Shingles, also known as herpes zoster, is caused by the varicella-zoster virus (VZV), the same virus that causes chickenpox. VZV lies dormant in your nervous system and only surfaces if the immune system becomes compromised. When you have an illness or injury, such as a wound, a rash, or other medical condition that triggers the release of VZV, you can become infected by it. Shingles, however, is contagious and outbreaks can occur weeks or even months after being exposed.
The virus lies dormant in the nerve cells of the upper layer of the skin, where it waits for a triggering factor. This trigger can come from anything that will cause the body’s nerves to fire. It is possible that exposure to radiation, bacteria, or heat will cause the virus to erupt. In most cases, however, VZV remains dormant until an environmental trigger activates it.
The most common way to diagnose shingles is by obtaining a skin lesion. If there are two or more sores located in different areas of your body, then they may be from different species of the virus. This will determine which type of treatment should be used. The severity of the lesions will also help determine the course of treatment recommended.

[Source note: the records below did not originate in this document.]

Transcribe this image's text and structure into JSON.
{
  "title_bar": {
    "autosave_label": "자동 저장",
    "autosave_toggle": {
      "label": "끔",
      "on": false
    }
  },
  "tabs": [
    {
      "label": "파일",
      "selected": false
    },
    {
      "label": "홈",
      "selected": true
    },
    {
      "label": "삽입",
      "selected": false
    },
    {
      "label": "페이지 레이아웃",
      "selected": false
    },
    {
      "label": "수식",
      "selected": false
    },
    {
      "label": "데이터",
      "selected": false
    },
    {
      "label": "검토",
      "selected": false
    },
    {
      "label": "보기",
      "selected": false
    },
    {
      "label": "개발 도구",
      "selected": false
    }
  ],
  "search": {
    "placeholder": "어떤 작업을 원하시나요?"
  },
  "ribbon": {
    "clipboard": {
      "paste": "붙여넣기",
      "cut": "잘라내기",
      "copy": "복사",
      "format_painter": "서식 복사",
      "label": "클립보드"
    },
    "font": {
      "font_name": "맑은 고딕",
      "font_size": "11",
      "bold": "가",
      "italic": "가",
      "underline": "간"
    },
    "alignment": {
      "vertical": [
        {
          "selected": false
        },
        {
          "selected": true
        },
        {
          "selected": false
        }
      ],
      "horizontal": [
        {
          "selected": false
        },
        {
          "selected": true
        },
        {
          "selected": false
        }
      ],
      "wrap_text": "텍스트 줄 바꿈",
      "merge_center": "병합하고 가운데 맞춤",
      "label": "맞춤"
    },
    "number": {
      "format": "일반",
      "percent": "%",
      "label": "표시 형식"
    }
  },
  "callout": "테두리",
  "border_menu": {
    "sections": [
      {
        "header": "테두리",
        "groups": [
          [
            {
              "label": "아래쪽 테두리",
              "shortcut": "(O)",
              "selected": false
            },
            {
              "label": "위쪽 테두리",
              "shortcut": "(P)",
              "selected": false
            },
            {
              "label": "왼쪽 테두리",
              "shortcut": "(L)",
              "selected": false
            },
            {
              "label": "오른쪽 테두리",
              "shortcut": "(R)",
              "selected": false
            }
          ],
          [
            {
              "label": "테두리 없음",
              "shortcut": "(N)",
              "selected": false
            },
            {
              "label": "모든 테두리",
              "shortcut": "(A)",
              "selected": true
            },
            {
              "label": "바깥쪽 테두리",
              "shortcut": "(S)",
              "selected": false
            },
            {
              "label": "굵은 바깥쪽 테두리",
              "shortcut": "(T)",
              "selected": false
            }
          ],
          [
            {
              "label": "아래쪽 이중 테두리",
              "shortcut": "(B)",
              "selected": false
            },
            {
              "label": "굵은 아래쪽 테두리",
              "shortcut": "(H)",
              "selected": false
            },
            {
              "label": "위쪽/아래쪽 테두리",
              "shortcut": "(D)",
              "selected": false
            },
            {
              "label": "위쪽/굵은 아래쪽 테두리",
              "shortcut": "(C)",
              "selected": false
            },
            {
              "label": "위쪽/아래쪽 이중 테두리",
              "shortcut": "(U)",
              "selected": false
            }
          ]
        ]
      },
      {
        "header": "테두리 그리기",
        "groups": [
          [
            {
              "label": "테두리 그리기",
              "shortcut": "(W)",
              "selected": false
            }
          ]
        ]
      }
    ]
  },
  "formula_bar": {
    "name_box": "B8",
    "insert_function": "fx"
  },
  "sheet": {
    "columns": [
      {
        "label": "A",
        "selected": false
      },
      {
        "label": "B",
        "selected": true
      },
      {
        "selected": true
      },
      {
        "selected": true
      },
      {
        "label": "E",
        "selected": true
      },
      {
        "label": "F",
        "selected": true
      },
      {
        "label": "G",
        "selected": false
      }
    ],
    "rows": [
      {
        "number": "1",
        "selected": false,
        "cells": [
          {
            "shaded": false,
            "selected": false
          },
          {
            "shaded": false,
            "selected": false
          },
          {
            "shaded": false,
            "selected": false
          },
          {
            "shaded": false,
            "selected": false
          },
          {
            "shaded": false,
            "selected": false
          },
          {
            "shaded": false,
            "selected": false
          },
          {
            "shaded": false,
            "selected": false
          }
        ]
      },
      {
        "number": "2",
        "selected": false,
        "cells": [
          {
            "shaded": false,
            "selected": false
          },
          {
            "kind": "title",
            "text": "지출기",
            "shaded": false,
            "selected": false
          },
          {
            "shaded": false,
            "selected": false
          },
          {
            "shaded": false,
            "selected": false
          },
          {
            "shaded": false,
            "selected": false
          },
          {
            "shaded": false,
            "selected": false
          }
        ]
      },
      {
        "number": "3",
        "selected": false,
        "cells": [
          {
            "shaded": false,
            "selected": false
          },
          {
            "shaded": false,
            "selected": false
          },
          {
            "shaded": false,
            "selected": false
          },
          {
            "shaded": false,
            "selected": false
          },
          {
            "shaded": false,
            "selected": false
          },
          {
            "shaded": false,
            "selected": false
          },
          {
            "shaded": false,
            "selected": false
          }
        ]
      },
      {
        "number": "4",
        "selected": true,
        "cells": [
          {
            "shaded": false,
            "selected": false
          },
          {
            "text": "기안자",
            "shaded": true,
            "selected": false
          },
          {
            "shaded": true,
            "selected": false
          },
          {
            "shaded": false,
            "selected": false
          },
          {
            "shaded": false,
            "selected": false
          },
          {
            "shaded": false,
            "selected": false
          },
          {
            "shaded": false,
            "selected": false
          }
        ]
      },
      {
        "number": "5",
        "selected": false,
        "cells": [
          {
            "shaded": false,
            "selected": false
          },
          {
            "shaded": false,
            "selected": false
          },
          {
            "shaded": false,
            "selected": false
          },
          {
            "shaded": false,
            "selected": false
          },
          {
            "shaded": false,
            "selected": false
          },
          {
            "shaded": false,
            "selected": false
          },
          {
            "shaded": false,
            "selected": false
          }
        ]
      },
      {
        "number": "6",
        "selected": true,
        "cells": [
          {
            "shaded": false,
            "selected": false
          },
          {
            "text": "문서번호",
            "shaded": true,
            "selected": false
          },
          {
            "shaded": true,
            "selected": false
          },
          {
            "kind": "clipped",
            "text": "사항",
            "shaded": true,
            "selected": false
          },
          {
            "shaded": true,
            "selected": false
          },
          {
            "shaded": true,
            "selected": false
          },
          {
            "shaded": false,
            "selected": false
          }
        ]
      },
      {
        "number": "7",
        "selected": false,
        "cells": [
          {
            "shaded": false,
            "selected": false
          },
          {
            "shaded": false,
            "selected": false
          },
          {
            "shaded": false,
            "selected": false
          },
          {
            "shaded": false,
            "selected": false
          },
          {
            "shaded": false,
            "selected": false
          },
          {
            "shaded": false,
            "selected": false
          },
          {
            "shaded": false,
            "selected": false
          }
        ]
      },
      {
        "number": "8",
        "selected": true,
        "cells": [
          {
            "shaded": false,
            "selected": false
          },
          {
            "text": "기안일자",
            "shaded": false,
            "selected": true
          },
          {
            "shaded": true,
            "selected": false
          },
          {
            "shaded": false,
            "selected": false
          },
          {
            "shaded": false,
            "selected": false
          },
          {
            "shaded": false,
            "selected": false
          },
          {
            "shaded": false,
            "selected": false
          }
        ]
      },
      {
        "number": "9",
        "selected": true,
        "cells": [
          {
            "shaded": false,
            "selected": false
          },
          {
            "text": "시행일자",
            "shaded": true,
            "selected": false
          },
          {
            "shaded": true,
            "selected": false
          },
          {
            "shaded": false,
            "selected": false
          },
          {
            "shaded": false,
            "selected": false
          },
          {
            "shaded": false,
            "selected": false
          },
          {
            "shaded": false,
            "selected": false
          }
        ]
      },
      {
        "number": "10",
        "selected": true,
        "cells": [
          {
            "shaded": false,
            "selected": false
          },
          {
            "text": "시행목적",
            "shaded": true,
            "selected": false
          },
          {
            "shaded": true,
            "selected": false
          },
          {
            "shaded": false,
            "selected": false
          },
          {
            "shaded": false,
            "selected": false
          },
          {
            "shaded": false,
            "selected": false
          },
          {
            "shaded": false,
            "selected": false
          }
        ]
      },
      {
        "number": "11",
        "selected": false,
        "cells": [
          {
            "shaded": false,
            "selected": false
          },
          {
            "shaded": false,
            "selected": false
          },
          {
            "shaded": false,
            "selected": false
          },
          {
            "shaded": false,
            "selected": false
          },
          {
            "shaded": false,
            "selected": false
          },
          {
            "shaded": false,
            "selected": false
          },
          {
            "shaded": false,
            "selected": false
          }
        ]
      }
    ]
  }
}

The most common symptoms of shingles are pain and redness in the days after exposure. There will also likely be a rash or blisters. These are commonly seen in areas of the body not covered by clothing, such as the thighs, palms, or buttocks. The blister will begin to open up within a few days, becoming larger and spreading before it bursts. The infection types vary based on the area of exposure. Common infection types include:
Allergic Herpes: Similar to chicken pox in nature, this particular type of illness is caused by the varicella-zoster virus. Symptoms usually include a rash, fever, muscle aches, and pain. There is no guarantee that all people with symptoms will develop this disease. If you are infected, there is no cure.
Varicella-zoster virus (VZV): This is a different strain than chicken pox and is caused by the same virus. However, the virus is not always detectable by a normal physical exam. Instead, doctors use a virus culture to identify the virus. Since the symptoms are similar to those caused by chicken pox, many people misdiagnose it as chicken pox. However, if tests are performed, it can be determined that you have VZV.
Herpes Simplex Virus (HSV): This is a highly contagious form of illness caused by a strain of herpes known as Herpes Simplex Virus Type II. The virus is contracted through an open sore, typically in the lip or mouth. It can be transmitted through any sort of contact. The symptoms are very similar to chicken pox, but no tests are available to confirm or diagnose Herpes Simplex Virus Type II.
Be sure to tell your doctor about all of your health concerns. This will help ensure that you receive the best shingles treatment possible. The doctor will then be able to prescribe a suitable shingles cream for you. Be aware that the shingles virus can lead to more serious problems if left untreated. There is no known cure for Herpes Simplex Virus Type II. While it is not currently known to cause death, it can certainly be uncomfortable and inconvenient.
If you believe you have this disease, you should visit your doctor immediately. Once an infection is diagnosed, there are treatments available that will keep it from spreading. For most people, the pain and discomfort associated with this disease are worth the inconvenience.
When it comes to asking “How is shingles easily spread?” you need to also keep an eye out for the other diseases associated with the virus. Some of these include Dysentery, Pestilence, and Keratitis. These diseases are difficult to contract through non-sexual means. Be sure to have your doctor look at any symptoms you might have such as these.
These are some of the most common questions people ask about shingles. Of course, there are countless others that you probably have not thought of. The best way to stay healthy is to be well informed. Be sure to look into all the information available so that you can make an informed decision.